The main problem of a regular code review is that the reviewers give not sufficient feedback while reviewing your code. However, when they start work with this code, you receive a lot of criticism and indication of all bottlenecks.
This type of review supposes that one person stands behind another and the code author steps through their code with the reviewer. When the team finds bugs, they work together to fix it on the spot or simply submit it to a bug tracking system.
This type of review may be accomplished by using a diff-tool. Typically you go through a change list and examine the changes between the current and previous versions of the files in that change list.
This lightweight method is suitable when developers are in the same office and can schedule the time to work together. It doesn’t work when developers are geographically separated.
Email Pass-Around Inspections
This type of code review supposes that team members email the code to each other as it is developed and send feedback and comments back and forth. The author is responsible for collecting the files under review. Reviewers then have to extract those files from the email and generate differences between each version. It is easy to involve other people in this process, and it works well for geographically-distributed teams. However, it is hard to track issues or tie comments to the specific section of code they apply to.

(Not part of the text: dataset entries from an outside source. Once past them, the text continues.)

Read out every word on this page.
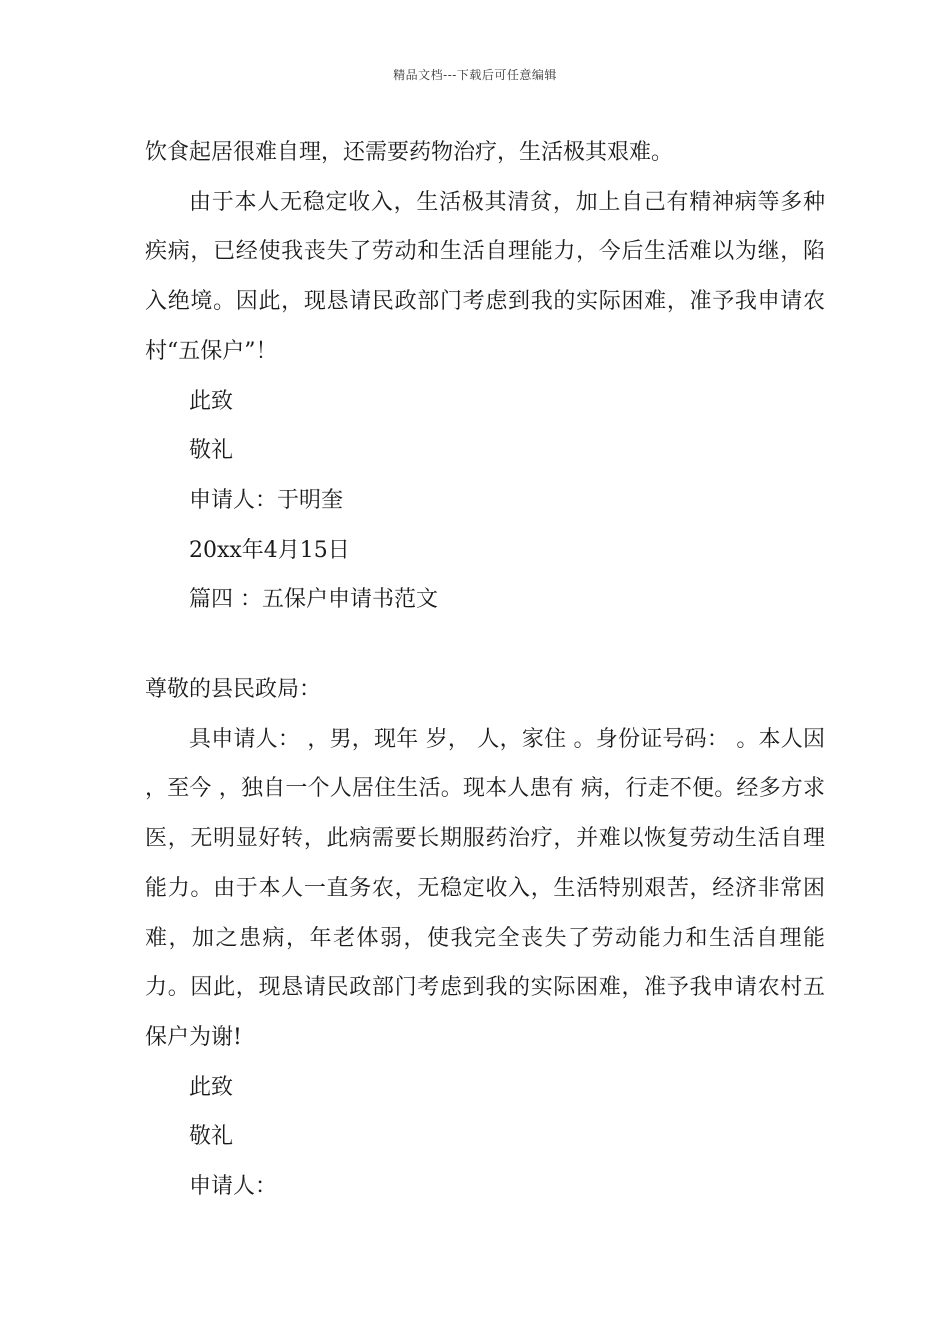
精品文档---下载后可任意编辑

饮食起居很难自理，还需要药物治疗，生活极其艰难。

由于本人无稳定收入，生活极其清贫，加上自己有精神病等多种疾病，已经使我丧失了劳动和生活自理能力，今后生活难以为继，陷入绝境。因此，现恳请民政部门考虑到我的实际困难，准予我申请农村“五保户”！

此致

敬礼

申请人：于明奎

20xx年4月15日

篇四 ：五保户申请书范文

尊敬的县民政局：

具申请人： ，男，现年 岁， 人，家住 。身份证号码： 。本人因 ，至今 ，独自一个人居住生活。现本人患有 病，行走不便。经多方求医，无明显好转，此病需要长期服药治疗，并难以恢复劳动生活自理能力。由于本人一直务农，无稳定收入，生活特别艰苦，经济非常困难，加之患病，年老体弱，使我完全丧失了劳动能力和生活自理能力。因此，现恳请民政部门考虑到我的实际困难，准予我申请农村五保户为谢!

此致

敬礼

申请人：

Tool-Assisted Code Reviews
As a matter of fact, the tool-assisted code review is the most popular and modern approach these days. It allows developers to review code without interruption from the main tasks, often right inside an IDE. There are a lot of extremely powerful tools and solutions on the market today. Such tools not only facilitates the review process but also provides a rich set of features like:
- Code discussion
- Multiple review iterations
- Integration with source control systems and diff-tools
- Reporting and Statistics
This is not commercial content, so please add your comments if you are interested in a detailed review (and demo) of the most popular tools for code review. If there will be at least 10 comments, I will create an article or a series of articles on this topic.
Historically, formal code reviews have required a considerable investment in preparation for the review event and execution time. Use of code analysis tools can support this activity. Especially tools that work in the IDE as they provide direct feedback to developers of coding standard compliance.